Alasannya, pembahasan omnibus law terkesan tertutup, tidak demokratis dan hanya melibatkan pengusaha.
"Tidak ada pelibatan stakeholder, tidak ada keterbukaan. Itu kenapa yang menjadi dasar penolakan," kata perwakilan FRI, Nining Elitos di Kantor LBH Jakarta, Kamis (30/1/2020).
Nining juga menilai omnibus law khususnya RUU Cipta Lapangan Kerja (Cilaka) tidak berpihak pada rakyat.
Menurutnya, konsep ketenagakerjaan dalam RUU tersebut mirip seperti kondisi perburuhan zaman kolonial.
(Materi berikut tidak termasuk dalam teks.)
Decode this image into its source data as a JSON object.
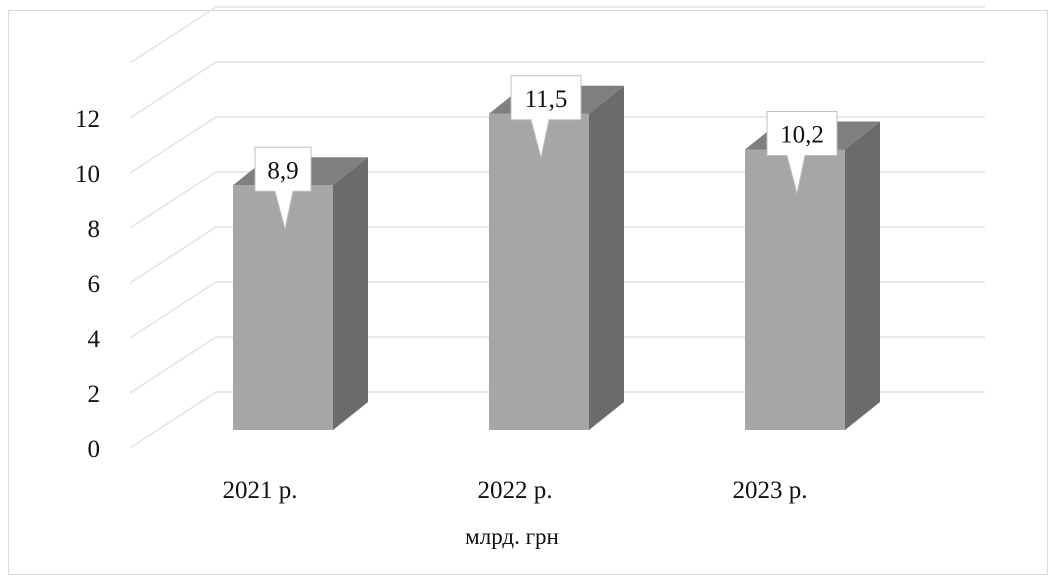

Dia menjelaskan, pada masa kolonial ada peraturan yang memperbolehkan pengusaha mempekerjakan kuli tembakau dengan upah murah.
Para buruh juga diancam hukuman kerja paksa sementara pengusaha yang melanggar aturan hanya dikenakan sanksi denda ringan.
"Konsep sistem ketenagakerjaan dalam RUU Cilaka mirip kondisi perburuhan pada masa kolonial Hindia Belanda," ujar Nining.
"Kalau dilihat dari konsepnya (omnibus law) hanya bagaimana mereka bekerja tapi tidak dilihat aspek kemananan bekerjannya," ungkapnya.
Sebelumnya, pemerintah melalui Kementerian Koodinator Bidang Perekonomian memastikan RUU Cipta Lapangan Kerja dalam bentuk omnibus law masih dalam tahap penyelesaian.
Sekretaris Kementerian Koodinator Bidang Perekonomian Susiwijono mengatakan saat ini beredar di masyarakat bocoran draf RUU sapu jagad tersebut.
Namun, dia menegaskan draf tersebut bukan dikeluarkan pemerintah.
Hal tersebut bisa terlihat dari nama RUU yang berbeda. Draf RUU yang beredar memiliki nama 'Penciptaan Lapangan Kerja'.
Sedangkan RUU yang digagas pemerintah adalah RUU Cipta Lapangan Kerja.